After what seemed like an incredibly long wait, we could finally see him.  His head was bandaged.  He had blood filled hoses snaking out of the top of his skull.  Other than that, he looked pretty good.  He was awake.  He talked to us.  He was confused about what had happened, but that was to be expected.

We spent just over a week at Albany Med while Tommy healed.  It seems like we were there so much longer.  It was one of the longest, hardest series of days I hope I ever have to go through.  Tommy was on morphine through most of it and doesn't remember a lot of it now.  He was sometimes very bossy and difficult to deal with.  It was sometimes hard for me to look at him without letting him see the fear in my eyes.

And there were days when I was terrified.  The swelling increased after the surgery until he looked like a fighter on the losing end of a few rounds with Rocky Balboa.  He lost use of the left side of his body completely, including his vision.

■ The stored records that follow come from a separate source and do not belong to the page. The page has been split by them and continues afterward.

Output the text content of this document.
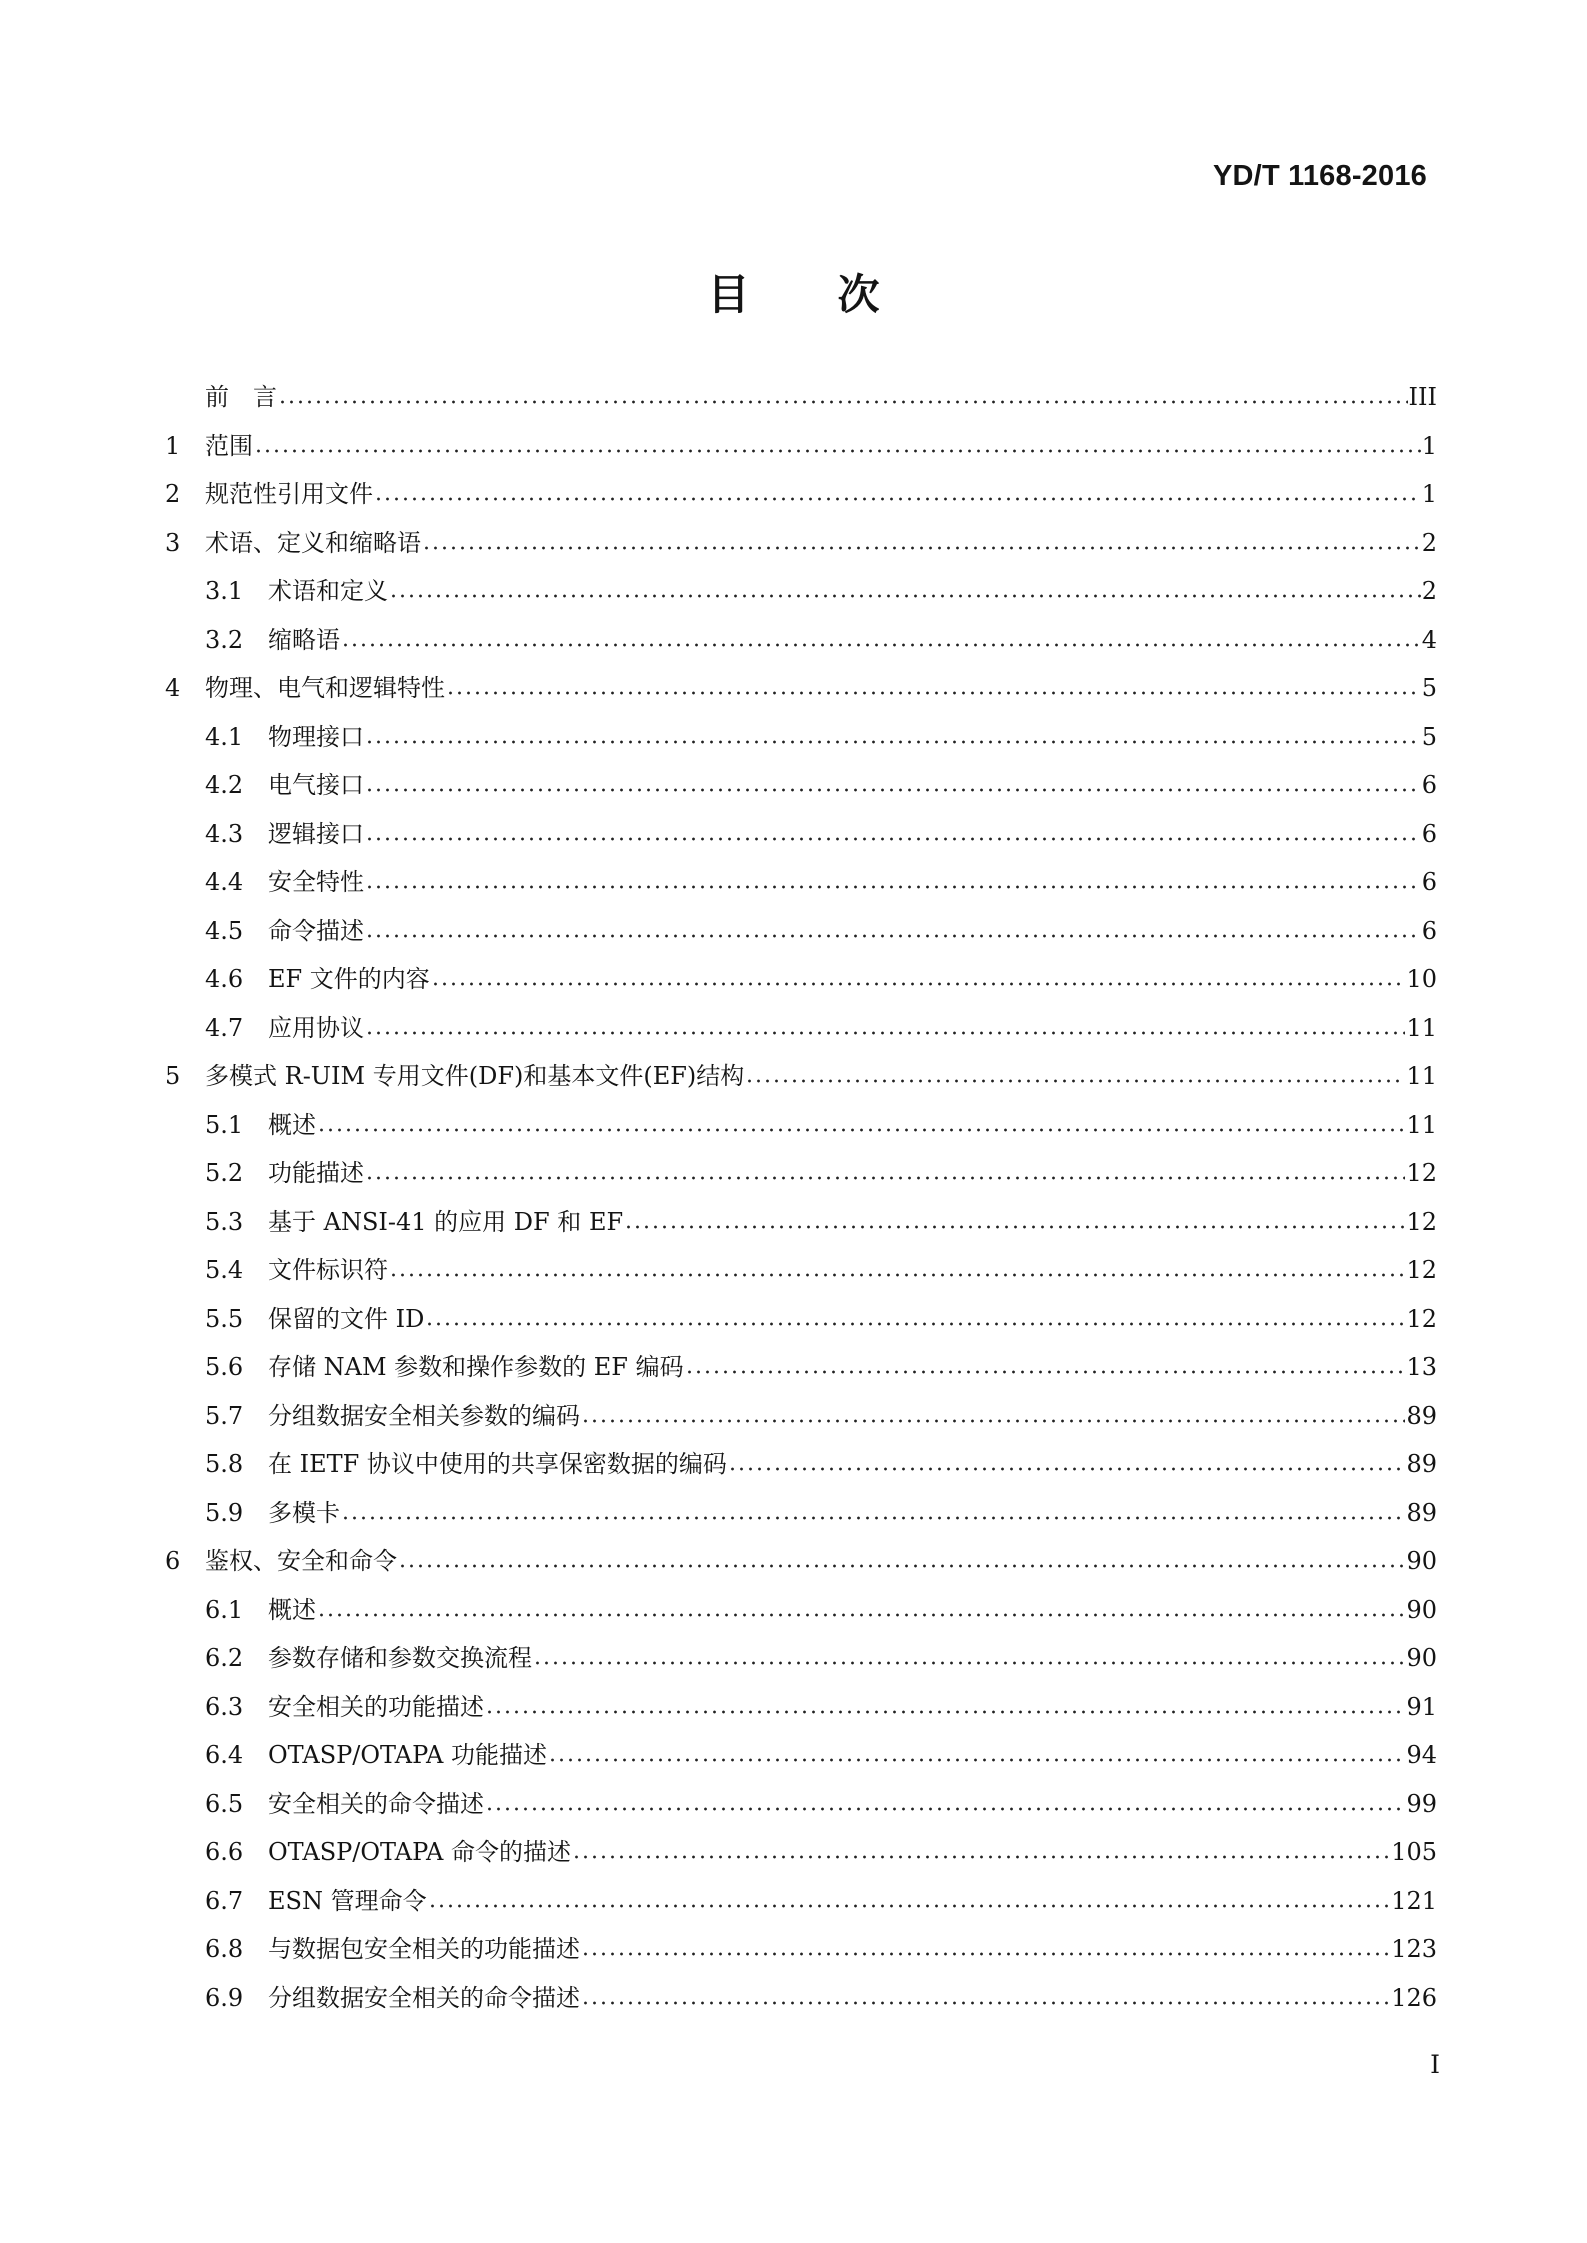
YD/T 1168-2016
目 次
前　言	III
1	范围	1
2	规范性引用文件	1
3	术语、定义和缩略语	2
3.1	术语和定义	2
3.2	缩略语	4
4	物理、电气和逻辑特性	5
4.1	物理接口	5
4.2	电气接口	6
4.3	逻辑接口	6
4.4	安全特性	6
4.5	命令描述	6
4.6	EF 文件的内容	10
4.7	应用协议	11
5	多模式 R-UIM 专用文件(DF)和基本文件(EF)结构	11
5.1	概述	11
5.2	功能描述	12
5.3	基于 ANSI-41 的应用 DF 和 EF	12
5.4	文件标识符	12
5.5	保留的文件 ID	12
5.6	存储 NAM 参数和操作参数的 EF 编码	13
5.7	分组数据安全相关参数的编码	89
5.8	在 IETF 协议中使用的共享保密数据的编码	89
5.9	多模卡	89
6	鉴权、安全和命令	90
6.1	概述	90
6.2	参数存储和参数交换流程	90
6.3	安全相关的功能描述	91
6.4	OTASP/OTAPA 功能描述	94
6.5	安全相关的命令描述	99
6.6	OTASP/OTAPA 命令的描述	105
6.7	ESN 管理命令	121
6.8	与数据包安全相关的功能描述	123
6.9	分组数据安全相关的命令描述	126
I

Finally, Tommy was cleared to go to rehab at Glens Falls Hospital.  As soon as I got him settled in, I went back to work, trying to regain some kind of normalcy in my life while he did physical therapy.  He regained movement on his left side and quickly regained his strength.  The vision took a little longer.


By early May, Tommy was back home.  He still had a PICC line, and I had to give him IV antibiotics twice a day, which was sometimes nerve wracking, but we got through it.  Altogether, he was only out of work for two months.  His recovery was remarkable and seemingly complete.  He was back on track and we were back together.  Everything seemed to be going well.

Then, in September, Tommy had his first seizure.

Since then, it's been a battle to keep our hope up that there will be an end to this.  Everything will seem to be going well, and then Tommy will have another seizure.  With each seizure comes time off from work while the doctors adjust his medications.  With each increase of medication come side effects from an increase in anxiety and a decrease in patience to an inability to think clearly or concentrate.  With the time off comes worry over money and whether or not Tommy will lose his job.

And, the worst part for Tommy, with each seizure the clock is reset and it's six more months until he can drive.  No car.  No motorcycle.  No freedom.

It's no wonder he's frustrated.  I'm frustrated for him.  

 We are both so grateful that he has come through this as well as he has.  We are especially grateful to the many doctors, nurses, aides, and physical therapists who have helped us along the way and who continue to help us try to find a solution.  We are grateful for our friends and family who have been there to support us along the way, including the friends that Tommy made in rehab at Glens Falls Hospital who have had similar struggles of  their own.

It's been a year since I nearly lost my husband.  It's been the most difficult year of both of our lives.  We have had good moments and bad, but we have worked through all of it together and for that I am grateful.